The sentences of both Shockley and Thompson were appealed to higher courts. On March 10, 1948 the Ninth Court of Appeals confirmed the convictions, and on June 17, 1948, the Supreme Court denied their petition and ordered their execution. Nevertheless, Thompson continued to vehemently deny any role in the death of Miller. In a letter written to President Harry Truman on August 11, 1948, he pleaded that he had not had proper resources to defend himself, stating that he had only been educated to the third grade level, and thus that he was ill-prepared to deal with legal matters. Thompson added that even though it had been proven that Joseph Paul Cretzer had murdered the guard, he himself “was somehow found guilty” of the same crime.

On December 2, 1948 the Death Watch Squad moved inmates Shockley and Thompson into two adjacent holding cells on Death Row. It is documented that Shockley did not appear to fully comprehend his fate and that Thompson was nervous and spent much of his time with the San Quentin Chaplain. He had little appetite in his final hours, and reportedly chain-smoked throughout the night. Shockley refused any religious support, and spent his time meeting with a few relatives, including his niece Anna, who had supported him during the trial and lived close by in the town of Richmond.

On the morning of December 3, 1948 at 7:00 a.m., two years after the violent escape attempt, the two prisoners were seated in adjacent cells for their final meal. At 9:35 a.m., the cyanide pellets were fastened into place inside the gas chamber. At 9:50 a.m., visitors started to line the witness room facing the airtight octagonal steel chamber. There were three officers from Alcatraz in attendance to witness the execution. The two inmates were walked side by side into the chamber, with Shockley seated first, followed by Thompson. Ironically the next person to enter the chamber was Dr. Leo Stanley, who had helped to treat the injured officers during the events of ‘46. He affixed a remote tube stethoscope to each of the prisoners’ chests, and then exited to monitor the proceedings from outside the chamber. The two prisoners were seated in adjacent steel chairs, with leather straps pulled tightly around their wrists, ankles, and chests. Judge Goodman had ordered U.S. Marshal George Vice to carry out the execution of both men, and he stood in the doorway with Warden Duffy, who asked the men if they had any final words. Shockley uttered angry slurs, and Thompson sat quietly. The steel door was swung closed, and a guard turned a mechanism that resembled the hatch of a submarine, pneumatically sealing the chamber.

Thompson and Shockley were both sentenced to die in the gas chamber at San Quentin. They were executed seated side-by-side on December 3, 1948.

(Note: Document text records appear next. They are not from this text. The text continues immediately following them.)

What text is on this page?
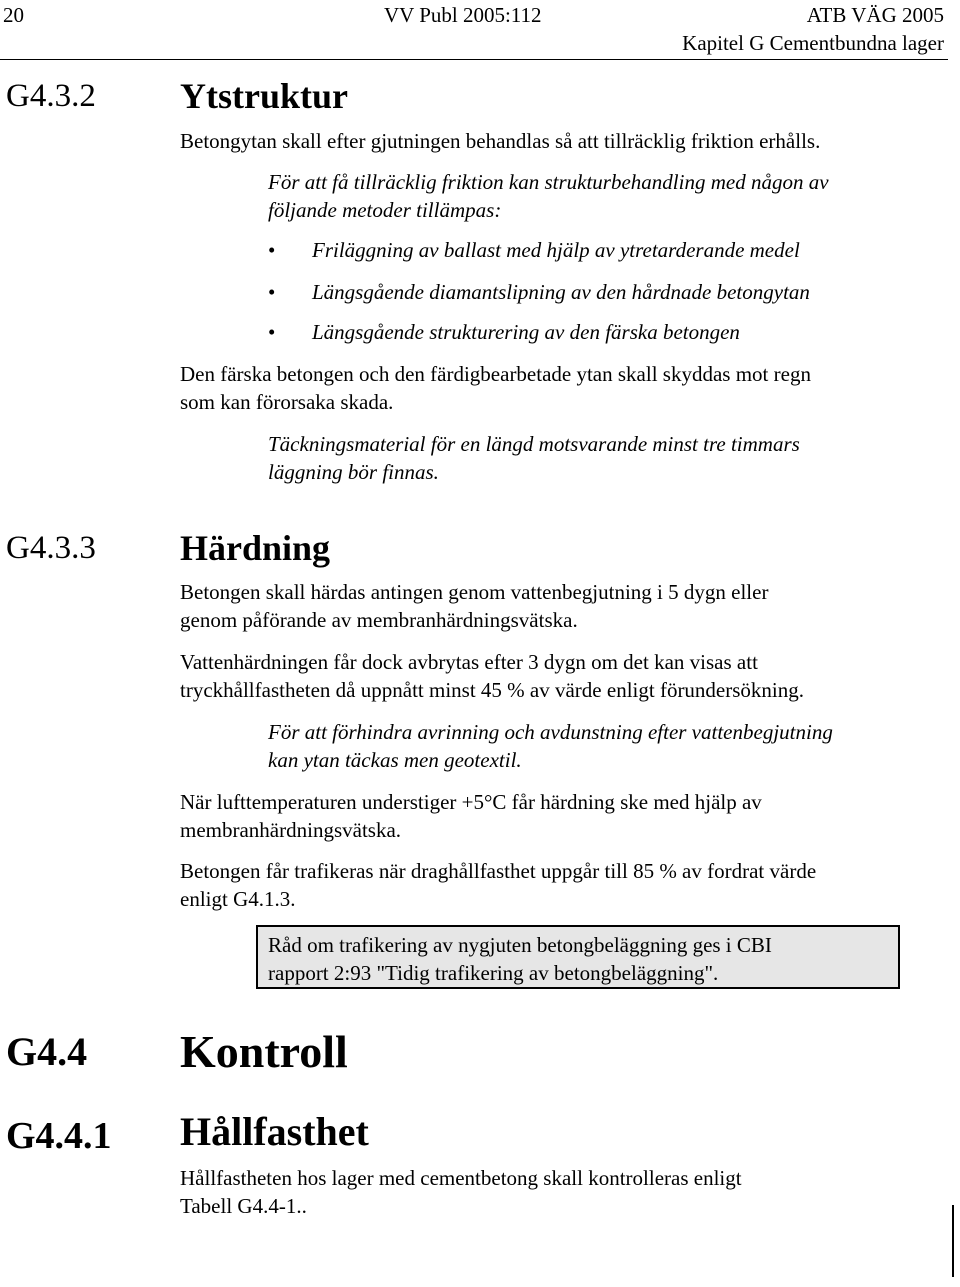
20	VV Publ 2005:112	ATB VÄG 2005
Kapitel G Cementbundna lager
G4.3.2 Ytstruktur

Betongytan skall efter gjutningen behandlas så att tillräcklig friktion erhålls.

För att få tillräcklig friktion kan strukturbehandling med någon av

följande metoder tillämpas:

• Friläggning av ballast med hjälp av ytretarderande medel
• Längsgående diamantslipning av den hårdnade betongytan
• Längsgående strukturering av den färska betongen

Den färska betongen och den färdigbearbetade ytan skall skyddas mot regn

som kan förorsaka skada.

Täckningsmaterial för en längd motsvarande minst tre timmars

läggning bör finnas.

G4.3.3 Härdning

Betongen skall härdas antingen genom vattenbegjutning i 5 dygn eller

genom påförande av membranhärdningsvätska.

Vattenhärdningen får dock avbrytas efter 3 dygn om det kan visas att

tryckhållfastheten då uppnått minst 45 % av värde enligt förundersökning.

För att förhindra avrinning och avdunstning efter vattenbegjutning

kan ytan täckas men geotextil.

När lufttemperaturen understiger +5°C får härdning ske med hjälp av

membranhärdningsvätska.

Betongen får trafikeras när draghållfasthet uppgår till 85 % av fordrat värde

enligt G4.1.3.

Råd om trafikering av nygjuten betongbeläggning ges i CBI

rapport 2:93 "Tidig trafikering av betongbeläggning".

G4.4 Kontroll
G4.4.1 Hållfasthet

Hållfastheten hos lager med cementbetong skall kontrolleras enligt

Tabell G4.4-1..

At 10:04 a.m., Warden Duffy nodded the signal to allow the small fluid wells under each man’s chair to begin filling with sulfuric acid. As the curtains were opened, the men peered at the witnesses sitting outside the chamber. One minute later, the cyanide pellets were dropped into the sulfuric acid pans. It was later stated that both men strained violently against the straps as they breathed in the deadly gas. At 10:12 a.m., the two men were pronounced dead. At 10:15 a.m. the eyewitnesses left the witness room, and the five-man execution team started to clear the gas from the chamber in order to remove the corpses. The sulfuric acid was neutralized by flushing the seat wells with distilled water. A powerful blower fan connected to a large duct on top of the chamber was used to dissipate the residual gases. The bodies of the prisoners were carefully pulled from the seats, and their clothing was removed and incinerated.